Dominique, qui voulait casser la baraque, avait du prendre trop de speed ce jour-là et tout le monde essayait de le suivre. Il accélérait le tempo de tous les morceaux. Déjà qu’ils étaient formatés courts, le set a été expédié à un train d’enfer. Ensuite, Dominique nous a fait le plan de piquer deux pieds de micro au sonorisateur de la soirée. Il était tout content de son exploit en revenant à Strasbourg. Bon après ça, on était grillés dans tout le coin de Colmar.

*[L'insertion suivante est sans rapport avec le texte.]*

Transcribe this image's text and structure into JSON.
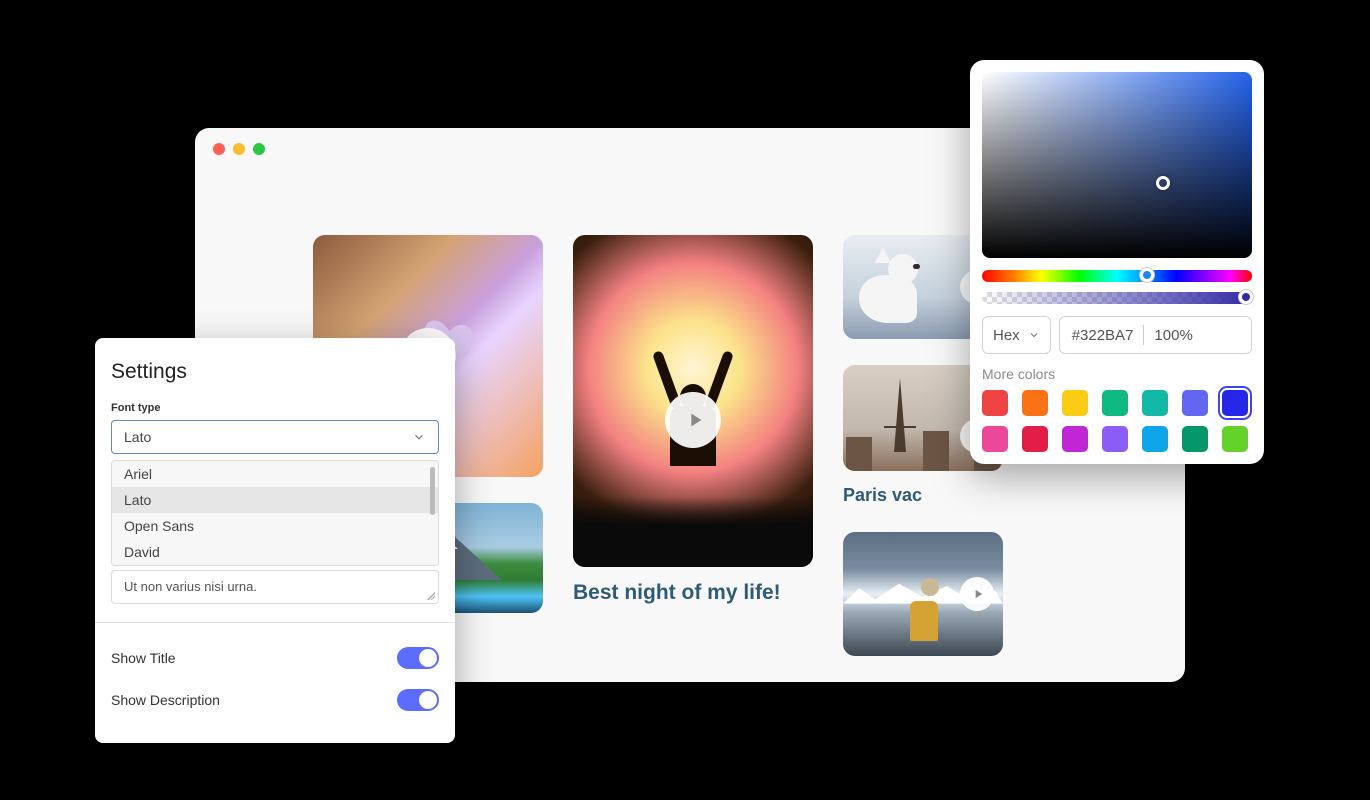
{
  "browser": {
    "gallery": {
      "cards": [
        {
          "kind": "flower",
          "title": ""
        },
        {
          "kind": "mountain",
          "title": ""
        },
        {
          "kind": "concert",
          "title": "Best night of my life!"
        },
        {
          "kind": "dog",
          "title": ""
        },
        {
          "kind": "paris",
          "title": "Paris vac"
        },
        {
          "kind": "alps",
          "title": ""
        }
      ]
    }
  },
  "settings": {
    "title": "Settings",
    "font_type_label": "Font type",
    "font_selected": "Lato",
    "font_options": [
      "Ariel",
      "Lato",
      "Open Sans",
      "David"
    ],
    "placeholder_text": "Ut non varius nisi urna.",
    "show_title_label": "Show Title",
    "show_title_on": true,
    "show_description_label": "Show Description",
    "show_description_on": true
  },
  "color_picker": {
    "format_label": "Hex",
    "hex_value": "#322BA7",
    "opacity_label": "100%",
    "more_colors_label": "More colors",
    "swatches": [
      {
        "color": "#ef4444",
        "selected": false
      },
      {
        "color": "#f97316",
        "selected": false
      },
      {
        "color": "#facc15",
        "selected": false
      },
      {
        "color": "#10b981",
        "selected": false
      },
      {
        "color": "#14b8a6",
        "selected": false
      },
      {
        "color": "#6366f1",
        "selected": false
      },
      {
        "color": "#2626e6",
        "selected": true
      },
      {
        "color": "#ec4899",
        "selected": false
      },
      {
        "color": "#e11d48",
        "selected": false
      },
      {
        "color": "#c026d3",
        "selected": false
      },
      {
        "color": "#8b5cf6",
        "selected": false
      },
      {
        "color": "#0ea5e9",
        "selected": false
      },
      {
        "color": "#059669",
        "selected": false
      },
      {
        "color": "#65d12b",
        "selected": false
      }
    ]
  }
}
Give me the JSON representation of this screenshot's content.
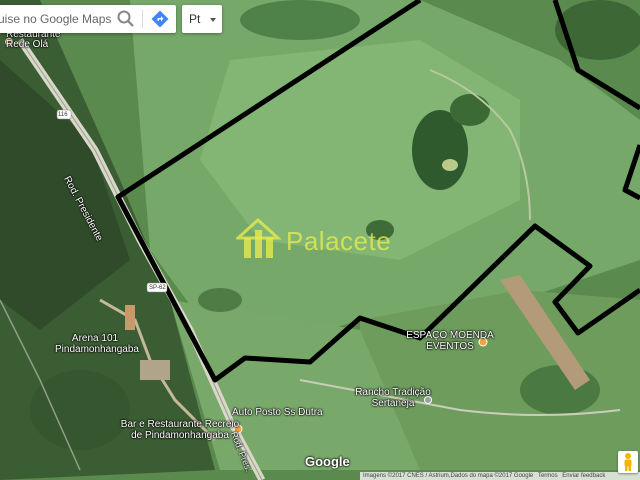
{
  "search": {
    "placeholder": "Pesquise no Google Maps",
    "value": "uise no Google Maps"
  },
  "language_select": {
    "value": "Pt"
  },
  "place_labels": {
    "restaurant_top": [
      "Restaurante",
      "Rede Olá"
    ],
    "road_116": "116",
    "road_name": "Rod. Presidente",
    "road_sp": "SP-62",
    "arena": [
      "Arena 101",
      "Pindamonhangaba"
    ],
    "espaco": [
      "ESPAÇO MOENDA",
      "EVENTOS"
    ],
    "rancho": [
      "Rancho Tradição",
      "Sertaneja"
    ],
    "auto_posto": "Auto Posto Ss Dutra",
    "bar": [
      "Bar e Restaurante Recreio",
      "de Pindamonhangaba"
    ],
    "road_dutra": "Rod. Pres."
  },
  "watermark": {
    "text": "Palacete"
  },
  "google_logo": "Google",
  "attribution": {
    "imagery": "Imagens ©2017 CNES / Astrium,Dados do mapa ©2017 Google",
    "terms": "Termos",
    "feedback": "Enviar feedback"
  },
  "colors": {
    "boundary": "#000000",
    "watermark": "#e8ec4e",
    "poi": "#f2a33a",
    "highway": "#d8d8c8"
  },
  "icons": {
    "search": "search-icon",
    "directions": "directions-icon",
    "dropdown": "chevron-down-icon",
    "pegman": "pegman-icon",
    "poi": "map-pin-icon"
  }
}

Les connections que Claude garde dans sa ville d'origine lui permettent de décrocher un concert dans la ville rose durant l’été. Le festival en plein air Géant Rock (situé sur le parking d'un Géant Casino) est organisé par la radio locale FMR. En tête d’affiche : Orchestre Rouge.
Comme le groupe est ajouté à la programmation au dernier moment il n’est plus possible de le faire figurer sur les affiches. La veille, ils profitent de leur temps libre pour préparer leur concert une dernière fois dans l’antre des héros locaux Diam’s.
Nous avions monté cette radio, FMR, et je me souviens d’avoir rencontré Claude à l’occasion d’une émission plus ou moins consacrée au Who et aux mods en général. C’était vraiment les débuts de la radio et nous avons eu l’opportunité d’organiser un gros concert sur le parking d’un Géant Casino, d’où le nom de « Géant Rock » pour désigner l’évènement. On voulait élargir la programmation et Claude nous avait parlé de ’A’ Bomb. Une association avec qui on collaborait a aussi rajouté un groupe à la dernière minute ce qui fait que le timing était assez serré. C’est comme cela qu’ils se sont retrouvés à ne jouer qu’une demi-heure, mais devant beaucoup de monde. Je me souviens d’avoir hébergé la chanteuse et le bassiste et qu’on n'a pas dormi pendant trois jours et trois nuits, mais alors pas du tout… Au moment du concert, il y avait la moitié du groupe qui était perchée et l’autre qui avait dormi chez les parents de Claude et qui était beaucoup plus calme… Il y a eu un peu de tension entre eux, je crois !
Durant le retour, les relations s’enveniment. Surtout entre les deux filles. La cohabitation est de plus en plus difficile et la séparation devient inévitable. Les deux couples vont vite décider de prendre des chemins séparés.
Tout en se gargarisant provisoirement de sixties flamboyantes, en aspirant a engendrer des classiques instantanés, ’A’ Bomb se cherche et est en quête de l’aptitude à combler les besoins d’une nouvelle génération. Celle pour qui le punk avait violemment dégagé la place.